Mariam Inashvili’s paintings insinuate structural collapse. Their definitions have fallen through, folded in on themselves to create a morphed collage of presence and absences within the blank space. The edge of the paper is not the limit, but the lines that impress themselves upon it, are. They constitute a transmuted event.

Shapes emerge from left to right as corporeal extensions, tracing the thin lines of a surface. Implying that options are often boiled down to dualities. The space is filled with repetition, but not a single utterance is entirely the same. Languid, wrought, the sentences drift across the paper, attempting to look through it. From up there, the structure of the compressed fiber appears blurred; no longer bleached sheets of deconstructed wood, but a means to an end.

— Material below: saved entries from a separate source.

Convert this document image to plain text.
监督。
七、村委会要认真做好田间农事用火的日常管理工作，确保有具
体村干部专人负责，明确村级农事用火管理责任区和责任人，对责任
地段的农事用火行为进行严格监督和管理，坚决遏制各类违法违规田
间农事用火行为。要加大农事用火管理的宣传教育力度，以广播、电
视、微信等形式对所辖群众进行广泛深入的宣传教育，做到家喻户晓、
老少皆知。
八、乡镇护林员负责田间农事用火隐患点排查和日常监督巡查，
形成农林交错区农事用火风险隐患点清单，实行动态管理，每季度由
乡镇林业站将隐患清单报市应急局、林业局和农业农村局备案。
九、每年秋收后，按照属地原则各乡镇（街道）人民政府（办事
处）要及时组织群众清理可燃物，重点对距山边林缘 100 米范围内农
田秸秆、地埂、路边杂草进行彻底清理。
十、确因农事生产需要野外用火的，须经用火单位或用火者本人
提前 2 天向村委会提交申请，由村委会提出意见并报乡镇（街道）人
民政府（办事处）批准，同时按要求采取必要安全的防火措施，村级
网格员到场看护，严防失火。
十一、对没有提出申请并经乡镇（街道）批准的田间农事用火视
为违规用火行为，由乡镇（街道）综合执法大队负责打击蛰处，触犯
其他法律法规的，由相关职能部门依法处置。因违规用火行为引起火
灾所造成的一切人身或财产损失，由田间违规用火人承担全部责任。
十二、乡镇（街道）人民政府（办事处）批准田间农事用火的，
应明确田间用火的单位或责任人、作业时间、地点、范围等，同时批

The letter’s gaze narrows from above, only reading what it needs. The letters trace the paper’s lines for as long as they can until the structure that once guided them breaks apart. Dented, the concave words can no longer emit what they were designated to. A stunted word lies flat, scanning the paper membrane separating it from the outside. There’s nothing. Markings show meticulous observation that is inhabited by dormant potentials.

Inashvili’s work is a remedy for collective inertia, for dormancy. Particles, specks, dust, are events. Patterns appear around the base, woven into gullible sentences. The stilted language. Letters are exchanged one by one, words become redundant. The dimpled lines expose the inability of words, how ill-equipped they are in the face of dominance, how they imply, yet fail. Or, what happened to the notion of shaping the present, to the assumption that things belong. In the presence of an overabundance of logical strain, abstraction emerges. A refusal to conquer the image or the word in the space they hold.